A popular Web site that claims to tell users their biological "age" based on a series of health and lifestyle questions is also selling user information to drug companies, according to a report in the New York Times.
RealAge.com, which has achieved popularity through its affiliation with Oprah regular, Dr. Mehmet Oz, assigns users a "biological age" based on their answers to 150 questions. Lucky or "healthy" users usually find themselves assigned ages several years younger than their actual ages, whereas “unhealthy” users are told they’re biologically older than their chronological years.
But it's what RealAge.com does with that information from users that's raising eyebrows.
According to the Times, pharmaceutical companies pay RealAge.com to compile the test results of its members and send them marketing messages by e-mail. The drug companies can even target users at risk for conditions such as high cholesterol or hypertension with their own e-mails.
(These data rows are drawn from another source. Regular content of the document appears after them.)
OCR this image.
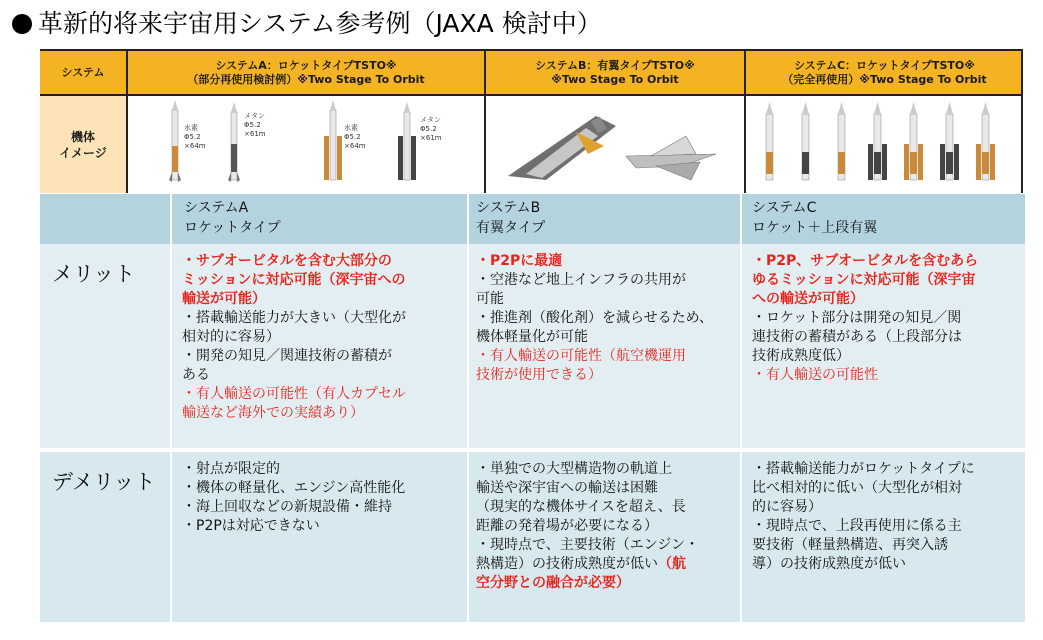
革新的将来宇宙用システム参考例（JAXA 検討中）
システム
システムA：ロケットタイプTSTO※
（部分再使用検討例）※Two Stage To Orbit
システムB：有翼タイプTSTO※
※Two Stage To Orbit
システムC：ロケットタイプTSTO※
（完全再使用）※Two Stage To Orbit
機体
イメージ
水素
Φ5.2
×64m
メタン
Φ5.2
×61m
水素
Φ5.2
×64m
メタン
Φ5.2
×61m
システムA
ロケットタイプ
システムB
有翼タイプ
システムC
ロケット＋上段有翼
メリット
デメリット

・サブオービタルを含む大部分の

ミッションに対応可能（深宇宙への

輸送が可能）

・搭載輸送能力が大きい（大型化が

相対的に容易）

・開発の知見／関連技術の蓄積が

ある

・有人輸送の可能性（有人カプセル

輸送など海外での実績あり）

・P2Pに最適

・空港など地上インフラの共用が

可能

・推進剤（酸化剤）を減らせるため、

機体軽量化が可能

・有人輸送の可能性（航空機運用

技術が使用できる）

・P2P、サブオービタルを含むあら

ゆるミッションに対応可能（深宇宙

への輸送が可能）

・ロケット部分は開発の知見／関

連技術の蓄積がある（上段部分は

技術成熟度低）

・有人輸送の可能性

・射点が限定的

・機体の軽量化、エンジン高性能化

・海上回収などの新規設備・維持

・P2Pは対応できない

・単独での大型構造物の軌道上

輸送や深宇宙への輸送は困難

（現実的な機体サイスを超え、長

距離の発着場が必要になる）

・現時点で、主要技術（エンジン・

熱構造）の技術成熟度が低い（航

空分野との融合が必要）

・搭載輸送能力がロケットタイプに

比べ相対的に低い（大型化が相対

的に容易）

・現時点で、上段再使用に係る主

要技術（軽量熱構造、再突入誘

導）の技術成熟度が低い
RealAge.com says the intent is not to violate users’ privacy but instead to target them with useful information. The Web site does warn users that it will "share" their information with third parties.
“Our primary product is an e-mail newsletter series focused on the undiagnosed at-risk patient, so we know the risk factors if someone is pre-hypertensive, or for osteoarthritis,” Andy Mikulak, the vice president for marketing at RealAge.com, told the Times. “At the end of the day, if you want to reach males over 60 that are high blood pressure sufferers in northwest Buffalo with under $50,000 household income that also have a high risk of diabetes, you could."